By Michael J. Brien
You hear the knock. Barely at first. Soft as a sparrow’s beak twisting a twig in its nest outside your bedroom window. Early morning. Sun rising.
It’s early evening when the knocking comes again, and this time it is harsher, knuckles intent on getting what they want—rousing the memory of the bum at your counter yesterday demanding you give him the beer he had no money for. It’s a sound you know all too well, its rhythm unrelenting.
You approach the door, test the handle. It is locked. What if it wasn’t? What then? Would you run away? Would you fight?
You remember last Thanksgiving’s dinner. Your sister brought the turkey, cooked a crisp golden brown. She placed it on her serving platter, asking you to carve it. You tried to cut through the joint at the leg with a flimsy steak knife, your grip slipping, slicing your thumb.
Your sister sighed. You didn’t have to look at her to know she was rolling her eyes. Making that disappointment face. The one that said, you’re an idiot, you’re useless, you’re nothing. Keeping your eyes fixed on the turkey, you watched drops of blood fall against the moistened breast meat. You waited for her to say something about Dad’s electric carving knife, about your ability to ruin everything. She stayed silent.
After she left, you vowed to remove all of the serrated-edge knives from the house. Nothing good could ever come from them.
You remember the stories that you have been reading in the daily paper—an elderly woman killed by an intruder; a blind man robbed and kicked to near death; a little girl found alone, screaming in the closet of her home; her mother gone out for only a moment but never coming back. A carving knife nowhere to be found in your home.
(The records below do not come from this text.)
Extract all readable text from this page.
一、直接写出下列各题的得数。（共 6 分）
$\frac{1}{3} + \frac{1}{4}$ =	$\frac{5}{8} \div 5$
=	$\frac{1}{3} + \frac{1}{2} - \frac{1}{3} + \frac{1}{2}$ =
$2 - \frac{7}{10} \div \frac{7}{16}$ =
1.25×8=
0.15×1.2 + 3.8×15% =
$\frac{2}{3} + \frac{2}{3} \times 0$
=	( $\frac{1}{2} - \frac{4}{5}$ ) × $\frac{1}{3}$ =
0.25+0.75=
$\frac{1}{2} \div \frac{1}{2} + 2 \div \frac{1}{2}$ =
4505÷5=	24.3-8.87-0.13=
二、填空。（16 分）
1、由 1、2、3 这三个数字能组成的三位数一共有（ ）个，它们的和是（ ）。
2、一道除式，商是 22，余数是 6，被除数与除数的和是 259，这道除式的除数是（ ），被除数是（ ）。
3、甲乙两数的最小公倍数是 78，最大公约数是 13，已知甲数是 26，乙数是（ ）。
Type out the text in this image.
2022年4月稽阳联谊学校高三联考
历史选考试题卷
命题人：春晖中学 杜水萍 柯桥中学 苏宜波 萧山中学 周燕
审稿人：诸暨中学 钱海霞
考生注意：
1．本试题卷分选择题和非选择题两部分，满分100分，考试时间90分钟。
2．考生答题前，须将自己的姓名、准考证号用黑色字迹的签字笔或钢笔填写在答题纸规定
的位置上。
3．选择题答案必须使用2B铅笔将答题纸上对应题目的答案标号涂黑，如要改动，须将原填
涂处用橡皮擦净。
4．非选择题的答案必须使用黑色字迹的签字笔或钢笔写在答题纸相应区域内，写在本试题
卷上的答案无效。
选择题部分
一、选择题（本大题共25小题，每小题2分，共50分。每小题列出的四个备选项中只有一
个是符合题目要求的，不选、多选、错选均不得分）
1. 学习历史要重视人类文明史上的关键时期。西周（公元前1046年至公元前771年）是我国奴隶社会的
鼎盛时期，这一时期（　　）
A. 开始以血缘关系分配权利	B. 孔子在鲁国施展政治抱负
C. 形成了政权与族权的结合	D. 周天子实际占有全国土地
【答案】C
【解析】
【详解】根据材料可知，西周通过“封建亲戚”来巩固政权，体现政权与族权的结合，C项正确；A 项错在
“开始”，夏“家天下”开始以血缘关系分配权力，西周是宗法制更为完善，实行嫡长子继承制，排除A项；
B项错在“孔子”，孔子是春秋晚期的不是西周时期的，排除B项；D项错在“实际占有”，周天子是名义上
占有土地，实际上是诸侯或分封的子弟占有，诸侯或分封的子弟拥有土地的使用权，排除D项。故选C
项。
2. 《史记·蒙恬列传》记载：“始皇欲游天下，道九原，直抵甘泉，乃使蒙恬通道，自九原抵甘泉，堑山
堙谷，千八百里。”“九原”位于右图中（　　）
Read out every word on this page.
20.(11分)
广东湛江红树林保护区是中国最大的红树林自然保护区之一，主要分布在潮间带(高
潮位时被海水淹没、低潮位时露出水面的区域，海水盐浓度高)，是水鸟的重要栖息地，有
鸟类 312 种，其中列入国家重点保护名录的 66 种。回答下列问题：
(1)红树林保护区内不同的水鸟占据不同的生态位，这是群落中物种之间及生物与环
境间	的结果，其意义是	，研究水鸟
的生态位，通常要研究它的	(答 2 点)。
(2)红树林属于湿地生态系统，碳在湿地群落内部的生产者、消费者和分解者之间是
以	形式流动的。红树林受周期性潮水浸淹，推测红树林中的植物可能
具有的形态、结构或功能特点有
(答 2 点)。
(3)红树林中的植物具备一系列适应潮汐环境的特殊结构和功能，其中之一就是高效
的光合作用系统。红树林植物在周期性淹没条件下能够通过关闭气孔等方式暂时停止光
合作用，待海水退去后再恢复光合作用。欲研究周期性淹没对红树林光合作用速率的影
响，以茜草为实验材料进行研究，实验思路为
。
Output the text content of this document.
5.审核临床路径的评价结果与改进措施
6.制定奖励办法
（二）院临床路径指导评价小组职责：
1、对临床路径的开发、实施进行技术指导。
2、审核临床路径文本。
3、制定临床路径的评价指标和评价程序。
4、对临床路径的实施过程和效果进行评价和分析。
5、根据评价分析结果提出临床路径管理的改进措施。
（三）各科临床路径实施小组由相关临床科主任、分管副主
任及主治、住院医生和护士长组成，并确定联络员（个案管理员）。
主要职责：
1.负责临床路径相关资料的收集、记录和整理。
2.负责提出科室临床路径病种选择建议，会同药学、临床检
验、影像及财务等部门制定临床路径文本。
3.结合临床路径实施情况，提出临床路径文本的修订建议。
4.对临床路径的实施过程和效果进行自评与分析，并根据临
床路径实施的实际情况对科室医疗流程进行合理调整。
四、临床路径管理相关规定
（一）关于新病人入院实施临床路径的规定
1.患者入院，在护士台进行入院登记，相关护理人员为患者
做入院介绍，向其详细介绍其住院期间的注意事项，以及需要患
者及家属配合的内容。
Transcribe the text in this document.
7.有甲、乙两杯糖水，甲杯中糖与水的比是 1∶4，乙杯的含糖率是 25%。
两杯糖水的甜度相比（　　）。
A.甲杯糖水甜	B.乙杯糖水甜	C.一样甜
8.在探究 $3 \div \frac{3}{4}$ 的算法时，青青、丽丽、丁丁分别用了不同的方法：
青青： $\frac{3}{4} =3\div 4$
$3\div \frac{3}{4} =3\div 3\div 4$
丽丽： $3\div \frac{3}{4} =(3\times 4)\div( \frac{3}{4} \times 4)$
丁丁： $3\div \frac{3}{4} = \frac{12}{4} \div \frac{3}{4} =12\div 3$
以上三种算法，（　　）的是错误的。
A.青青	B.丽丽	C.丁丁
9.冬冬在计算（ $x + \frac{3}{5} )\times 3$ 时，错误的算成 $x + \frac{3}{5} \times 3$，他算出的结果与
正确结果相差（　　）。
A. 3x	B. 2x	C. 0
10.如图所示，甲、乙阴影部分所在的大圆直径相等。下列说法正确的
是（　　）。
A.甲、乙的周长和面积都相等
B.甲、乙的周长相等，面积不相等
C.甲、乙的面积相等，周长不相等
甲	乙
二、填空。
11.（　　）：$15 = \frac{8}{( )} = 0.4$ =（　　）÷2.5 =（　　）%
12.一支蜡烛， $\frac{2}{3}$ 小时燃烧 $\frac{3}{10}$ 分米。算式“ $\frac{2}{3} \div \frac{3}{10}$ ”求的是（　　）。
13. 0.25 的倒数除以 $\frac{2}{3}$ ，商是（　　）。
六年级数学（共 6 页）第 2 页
The door rattles from the heavy banging—fists pummeling the paneling of the impact-resistant door that you just purchased because the advertisement said that the engineered door offered greater protection against warping, cracking, and splitting.
The knocking, now a series of explosions.
You come back from the kitchen. You’ve found a single steak knife hidden below the dinner knives, weighing nothing at all in your right hand. You make your way down the off-white painted hall to the bottom of the stairs that you could take to go hide under the bed or in the closet of the spare room or perhaps quietly open the guest bedroom window, climb out on the roof, only to look down at the intruder.
But you don’t. You reach out for the deadbolt, twisting it open with your left hand, feeling the awkwardness of your right hand balancing the steak knife, fighting off the pain that suddenly takes you over, realizing that you will need to step back once the door is unlocked so that you might even have the slightest chance to swing your knife up and wide around the edge of the door to meet the monster who is hurtling headlong into your home, its hands at your throat, cutting off what you might have said—
You brace yourself. Remarkably, you stop running. Releasing the door as you fall, you close your eyes, recalling your own bloodied thumb.
The monster steps over you and makes itself at home.